Study shows Botox can treat overactive bladder

Botox is being used increasingly in the medical community – for migraines, multiple sclerosis and severe sweating.

But a new study by Loyola University Chicago Stritch School of Medicine and the National Institutes of Health, found Botox can successfully treat some women with urinary urgency incontinence, Medical News Today reported. The Botox is two times more effective than medicine in completely eliminating symptoms, according to the study.

The study is similar to last year’s study, which said Botox had been approved by the Food and Drug Administration to treat urinary incontinence in patients who have neurological conditions.

Urinary incontenience happens when urine leaks involuntarily. Urgency incontinence is accompanied by an intense, sudden need to use the bathroom, according to Medical News Today

Anticholinergics are usually used to treat the bladder muscle but unpleasant side effects such as constipation, dry mouth and dry eyes can occur.

Approximately 15 percent of women have urinary incontinence (and women are two times more likely to have the condition than men).

“Prior to this study, we reserved onabotulinum toxin-A for women who did not respond to traditional oral medication,” wrote Dr.
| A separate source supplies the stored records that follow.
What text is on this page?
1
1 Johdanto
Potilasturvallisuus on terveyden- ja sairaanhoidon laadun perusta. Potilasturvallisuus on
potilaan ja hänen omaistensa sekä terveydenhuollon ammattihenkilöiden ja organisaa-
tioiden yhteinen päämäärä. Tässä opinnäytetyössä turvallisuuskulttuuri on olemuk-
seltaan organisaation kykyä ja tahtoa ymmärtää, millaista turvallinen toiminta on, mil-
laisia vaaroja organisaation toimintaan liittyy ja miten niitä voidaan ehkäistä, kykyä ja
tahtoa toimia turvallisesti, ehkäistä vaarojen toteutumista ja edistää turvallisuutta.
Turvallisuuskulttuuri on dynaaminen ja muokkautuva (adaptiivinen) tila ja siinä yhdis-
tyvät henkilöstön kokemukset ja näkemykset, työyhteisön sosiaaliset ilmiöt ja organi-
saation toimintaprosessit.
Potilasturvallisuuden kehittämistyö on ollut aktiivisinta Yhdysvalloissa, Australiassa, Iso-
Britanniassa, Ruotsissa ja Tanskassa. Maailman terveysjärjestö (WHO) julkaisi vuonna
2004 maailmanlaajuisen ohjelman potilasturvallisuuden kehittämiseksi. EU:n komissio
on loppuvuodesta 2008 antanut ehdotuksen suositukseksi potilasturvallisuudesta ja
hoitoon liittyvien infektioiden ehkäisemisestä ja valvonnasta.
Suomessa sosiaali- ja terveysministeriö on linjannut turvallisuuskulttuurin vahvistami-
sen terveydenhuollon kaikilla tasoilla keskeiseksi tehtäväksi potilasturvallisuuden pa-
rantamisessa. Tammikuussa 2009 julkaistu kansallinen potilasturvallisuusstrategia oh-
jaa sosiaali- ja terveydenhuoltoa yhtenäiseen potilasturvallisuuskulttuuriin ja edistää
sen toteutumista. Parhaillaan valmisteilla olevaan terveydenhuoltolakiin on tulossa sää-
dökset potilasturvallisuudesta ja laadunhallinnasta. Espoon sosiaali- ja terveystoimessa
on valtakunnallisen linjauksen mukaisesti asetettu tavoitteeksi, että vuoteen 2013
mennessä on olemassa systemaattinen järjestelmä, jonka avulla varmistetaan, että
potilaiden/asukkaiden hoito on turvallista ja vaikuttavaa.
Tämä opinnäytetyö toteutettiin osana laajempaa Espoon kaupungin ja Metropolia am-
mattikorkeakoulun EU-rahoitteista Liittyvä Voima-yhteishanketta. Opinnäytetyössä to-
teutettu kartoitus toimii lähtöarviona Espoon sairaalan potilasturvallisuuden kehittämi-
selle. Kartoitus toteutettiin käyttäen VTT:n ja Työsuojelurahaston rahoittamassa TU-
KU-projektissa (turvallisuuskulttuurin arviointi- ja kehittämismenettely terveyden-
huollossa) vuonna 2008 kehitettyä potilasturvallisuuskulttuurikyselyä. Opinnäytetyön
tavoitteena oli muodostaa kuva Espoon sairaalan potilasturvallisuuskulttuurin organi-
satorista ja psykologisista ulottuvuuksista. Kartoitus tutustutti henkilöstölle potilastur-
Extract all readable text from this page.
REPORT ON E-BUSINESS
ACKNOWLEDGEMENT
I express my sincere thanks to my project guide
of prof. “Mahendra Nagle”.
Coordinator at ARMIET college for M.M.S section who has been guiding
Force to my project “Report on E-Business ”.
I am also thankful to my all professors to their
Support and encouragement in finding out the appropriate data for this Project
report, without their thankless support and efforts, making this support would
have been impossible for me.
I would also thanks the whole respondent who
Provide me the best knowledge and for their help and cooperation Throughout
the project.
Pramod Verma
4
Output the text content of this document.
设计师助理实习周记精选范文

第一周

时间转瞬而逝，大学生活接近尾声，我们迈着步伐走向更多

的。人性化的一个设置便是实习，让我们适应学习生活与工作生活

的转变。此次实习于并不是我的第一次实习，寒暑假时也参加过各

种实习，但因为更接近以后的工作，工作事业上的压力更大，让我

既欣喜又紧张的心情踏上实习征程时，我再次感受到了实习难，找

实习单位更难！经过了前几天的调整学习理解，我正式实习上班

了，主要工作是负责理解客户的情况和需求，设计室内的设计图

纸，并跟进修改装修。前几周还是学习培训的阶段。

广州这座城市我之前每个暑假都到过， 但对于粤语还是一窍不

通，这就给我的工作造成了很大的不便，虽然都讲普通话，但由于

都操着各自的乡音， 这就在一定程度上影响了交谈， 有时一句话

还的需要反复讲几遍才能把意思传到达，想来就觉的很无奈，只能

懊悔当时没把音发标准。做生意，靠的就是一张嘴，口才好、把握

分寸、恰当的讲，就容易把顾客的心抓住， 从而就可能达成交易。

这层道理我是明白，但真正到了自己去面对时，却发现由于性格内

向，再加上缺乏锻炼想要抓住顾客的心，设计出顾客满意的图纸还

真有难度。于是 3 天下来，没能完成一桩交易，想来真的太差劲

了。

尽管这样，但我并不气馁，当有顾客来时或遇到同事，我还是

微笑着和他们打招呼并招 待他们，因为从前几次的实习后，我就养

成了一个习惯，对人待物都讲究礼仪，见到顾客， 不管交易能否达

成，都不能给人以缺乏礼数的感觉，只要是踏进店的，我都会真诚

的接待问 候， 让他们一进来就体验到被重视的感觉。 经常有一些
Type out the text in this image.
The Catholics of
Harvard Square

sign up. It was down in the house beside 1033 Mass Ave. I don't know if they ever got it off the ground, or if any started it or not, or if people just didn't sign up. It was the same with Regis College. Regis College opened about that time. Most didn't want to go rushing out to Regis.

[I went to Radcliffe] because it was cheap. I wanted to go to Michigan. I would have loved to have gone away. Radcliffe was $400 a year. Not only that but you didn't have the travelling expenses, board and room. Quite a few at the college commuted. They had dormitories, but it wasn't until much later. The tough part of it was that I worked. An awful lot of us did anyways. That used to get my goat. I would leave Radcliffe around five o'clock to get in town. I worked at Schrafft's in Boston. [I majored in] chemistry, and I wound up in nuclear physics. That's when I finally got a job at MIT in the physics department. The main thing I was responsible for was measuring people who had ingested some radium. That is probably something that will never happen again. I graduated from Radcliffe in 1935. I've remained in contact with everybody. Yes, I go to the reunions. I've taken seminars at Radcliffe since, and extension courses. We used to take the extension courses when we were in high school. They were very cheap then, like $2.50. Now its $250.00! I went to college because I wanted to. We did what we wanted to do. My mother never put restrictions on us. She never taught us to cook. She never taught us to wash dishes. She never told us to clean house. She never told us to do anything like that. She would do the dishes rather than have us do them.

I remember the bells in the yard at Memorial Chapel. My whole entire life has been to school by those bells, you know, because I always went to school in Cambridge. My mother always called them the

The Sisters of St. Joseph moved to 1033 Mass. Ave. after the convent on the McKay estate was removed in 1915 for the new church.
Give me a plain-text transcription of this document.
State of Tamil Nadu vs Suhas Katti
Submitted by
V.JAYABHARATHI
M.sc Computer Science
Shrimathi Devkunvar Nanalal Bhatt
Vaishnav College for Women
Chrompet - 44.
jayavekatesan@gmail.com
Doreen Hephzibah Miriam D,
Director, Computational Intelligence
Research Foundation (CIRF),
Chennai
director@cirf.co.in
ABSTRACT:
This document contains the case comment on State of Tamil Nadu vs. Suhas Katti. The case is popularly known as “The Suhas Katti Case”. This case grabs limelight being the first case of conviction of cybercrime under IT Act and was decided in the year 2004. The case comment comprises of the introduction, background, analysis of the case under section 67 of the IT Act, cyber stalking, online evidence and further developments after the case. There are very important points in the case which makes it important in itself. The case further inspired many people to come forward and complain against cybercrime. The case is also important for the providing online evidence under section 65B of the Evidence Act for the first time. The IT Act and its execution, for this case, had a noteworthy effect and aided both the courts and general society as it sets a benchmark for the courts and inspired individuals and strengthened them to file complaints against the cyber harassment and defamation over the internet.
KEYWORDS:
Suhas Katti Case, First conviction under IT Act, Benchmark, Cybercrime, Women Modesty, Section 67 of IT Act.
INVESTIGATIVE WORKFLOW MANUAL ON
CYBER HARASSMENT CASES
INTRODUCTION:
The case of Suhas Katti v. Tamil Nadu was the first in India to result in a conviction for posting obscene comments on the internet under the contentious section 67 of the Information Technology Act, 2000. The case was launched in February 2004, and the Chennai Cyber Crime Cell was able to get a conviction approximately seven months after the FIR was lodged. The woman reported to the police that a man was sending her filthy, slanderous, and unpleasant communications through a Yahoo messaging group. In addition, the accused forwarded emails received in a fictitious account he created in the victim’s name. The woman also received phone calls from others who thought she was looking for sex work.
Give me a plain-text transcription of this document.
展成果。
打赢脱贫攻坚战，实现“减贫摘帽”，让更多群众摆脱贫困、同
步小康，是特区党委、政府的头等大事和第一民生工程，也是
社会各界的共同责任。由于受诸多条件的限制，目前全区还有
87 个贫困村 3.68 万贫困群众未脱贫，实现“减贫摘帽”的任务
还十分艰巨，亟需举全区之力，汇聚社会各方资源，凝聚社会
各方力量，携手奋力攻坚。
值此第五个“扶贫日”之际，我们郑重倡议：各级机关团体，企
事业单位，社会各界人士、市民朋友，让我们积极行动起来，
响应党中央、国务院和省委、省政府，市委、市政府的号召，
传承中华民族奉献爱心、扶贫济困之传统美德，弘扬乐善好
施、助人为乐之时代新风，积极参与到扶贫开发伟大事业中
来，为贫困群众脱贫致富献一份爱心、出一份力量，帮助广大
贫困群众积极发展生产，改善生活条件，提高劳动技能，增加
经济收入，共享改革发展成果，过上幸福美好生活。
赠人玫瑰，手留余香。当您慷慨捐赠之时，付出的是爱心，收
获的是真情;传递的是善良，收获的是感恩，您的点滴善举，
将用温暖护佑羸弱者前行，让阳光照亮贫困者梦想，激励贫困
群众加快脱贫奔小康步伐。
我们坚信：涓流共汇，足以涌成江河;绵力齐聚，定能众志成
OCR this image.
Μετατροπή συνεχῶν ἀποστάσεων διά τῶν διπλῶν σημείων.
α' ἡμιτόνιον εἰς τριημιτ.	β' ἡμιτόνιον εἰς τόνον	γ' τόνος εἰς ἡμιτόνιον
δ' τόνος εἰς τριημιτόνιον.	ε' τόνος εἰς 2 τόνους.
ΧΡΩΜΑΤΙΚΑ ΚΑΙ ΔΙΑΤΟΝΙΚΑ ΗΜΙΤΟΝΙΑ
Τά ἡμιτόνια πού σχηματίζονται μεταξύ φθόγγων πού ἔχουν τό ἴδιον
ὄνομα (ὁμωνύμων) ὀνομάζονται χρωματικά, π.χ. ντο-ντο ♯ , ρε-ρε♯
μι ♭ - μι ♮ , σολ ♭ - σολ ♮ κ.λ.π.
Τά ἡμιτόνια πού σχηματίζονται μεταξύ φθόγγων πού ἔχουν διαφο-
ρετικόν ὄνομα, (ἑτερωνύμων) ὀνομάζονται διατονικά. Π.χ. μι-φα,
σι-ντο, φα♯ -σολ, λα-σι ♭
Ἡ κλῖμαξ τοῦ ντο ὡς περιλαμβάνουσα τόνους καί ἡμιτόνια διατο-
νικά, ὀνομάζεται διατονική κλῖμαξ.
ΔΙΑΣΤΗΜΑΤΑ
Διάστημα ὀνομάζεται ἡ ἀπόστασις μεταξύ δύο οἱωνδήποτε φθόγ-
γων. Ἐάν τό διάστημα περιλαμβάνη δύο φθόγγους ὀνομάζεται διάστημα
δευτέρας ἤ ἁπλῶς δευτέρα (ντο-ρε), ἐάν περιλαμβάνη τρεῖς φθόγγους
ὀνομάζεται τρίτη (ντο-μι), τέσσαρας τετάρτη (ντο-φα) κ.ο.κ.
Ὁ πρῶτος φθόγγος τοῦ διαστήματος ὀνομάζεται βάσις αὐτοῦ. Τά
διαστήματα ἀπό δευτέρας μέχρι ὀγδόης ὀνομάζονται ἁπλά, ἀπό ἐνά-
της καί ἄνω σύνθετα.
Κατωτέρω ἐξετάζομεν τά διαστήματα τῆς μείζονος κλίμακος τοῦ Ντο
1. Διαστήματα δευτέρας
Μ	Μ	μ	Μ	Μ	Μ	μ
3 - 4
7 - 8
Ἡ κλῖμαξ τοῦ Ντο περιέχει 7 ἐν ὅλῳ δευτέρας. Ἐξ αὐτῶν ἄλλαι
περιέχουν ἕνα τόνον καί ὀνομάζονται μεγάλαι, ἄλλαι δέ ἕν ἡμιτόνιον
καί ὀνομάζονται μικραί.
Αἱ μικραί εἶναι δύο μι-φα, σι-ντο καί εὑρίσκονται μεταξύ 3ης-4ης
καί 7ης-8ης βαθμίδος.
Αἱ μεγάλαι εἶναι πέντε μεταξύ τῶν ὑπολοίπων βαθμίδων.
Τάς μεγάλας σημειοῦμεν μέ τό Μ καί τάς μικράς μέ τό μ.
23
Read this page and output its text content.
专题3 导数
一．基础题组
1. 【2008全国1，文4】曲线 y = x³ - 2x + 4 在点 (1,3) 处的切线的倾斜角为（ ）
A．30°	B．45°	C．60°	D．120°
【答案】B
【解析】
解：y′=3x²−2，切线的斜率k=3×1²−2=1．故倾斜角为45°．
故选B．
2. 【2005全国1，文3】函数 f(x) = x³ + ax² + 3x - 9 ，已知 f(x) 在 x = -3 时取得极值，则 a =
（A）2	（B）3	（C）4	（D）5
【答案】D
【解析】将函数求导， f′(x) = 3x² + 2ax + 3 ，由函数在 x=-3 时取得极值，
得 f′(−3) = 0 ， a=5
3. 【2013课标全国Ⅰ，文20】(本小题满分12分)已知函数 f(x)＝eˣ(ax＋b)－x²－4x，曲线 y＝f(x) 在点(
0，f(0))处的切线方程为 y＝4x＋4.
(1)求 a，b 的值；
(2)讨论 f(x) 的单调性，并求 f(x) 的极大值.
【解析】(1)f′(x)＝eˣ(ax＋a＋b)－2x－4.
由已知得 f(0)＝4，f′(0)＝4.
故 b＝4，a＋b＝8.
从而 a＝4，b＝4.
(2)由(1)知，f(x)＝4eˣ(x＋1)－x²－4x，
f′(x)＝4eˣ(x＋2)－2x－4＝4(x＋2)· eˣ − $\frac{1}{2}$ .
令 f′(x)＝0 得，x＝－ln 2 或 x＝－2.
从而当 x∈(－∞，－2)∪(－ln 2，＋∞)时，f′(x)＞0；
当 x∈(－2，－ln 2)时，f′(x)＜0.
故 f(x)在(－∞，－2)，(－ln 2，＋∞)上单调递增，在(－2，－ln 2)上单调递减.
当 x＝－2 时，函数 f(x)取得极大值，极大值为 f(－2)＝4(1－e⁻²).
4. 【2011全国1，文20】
Linda Brubaker, co-author of the study, which was published in The New England Journal of Medicine. “However, this research supports the use of either of these approaches as appropriate first-line treatment in women.”

Researchers looked at 241 women who had urinary urgency incontinence; some were given oral medications in addition to a saline shot, while others were given a shot of Botox with a placebo pill to take every day.

Patients who were given the Botox noticed their urinary occurrences reduced by at least 3 percent, the same as oral medications.

Twenty-seven percent of the women said their symptoms disappeared completely – and both groups said they were happier.

Some women who took the Botox reported urinary tract infections, according to the study.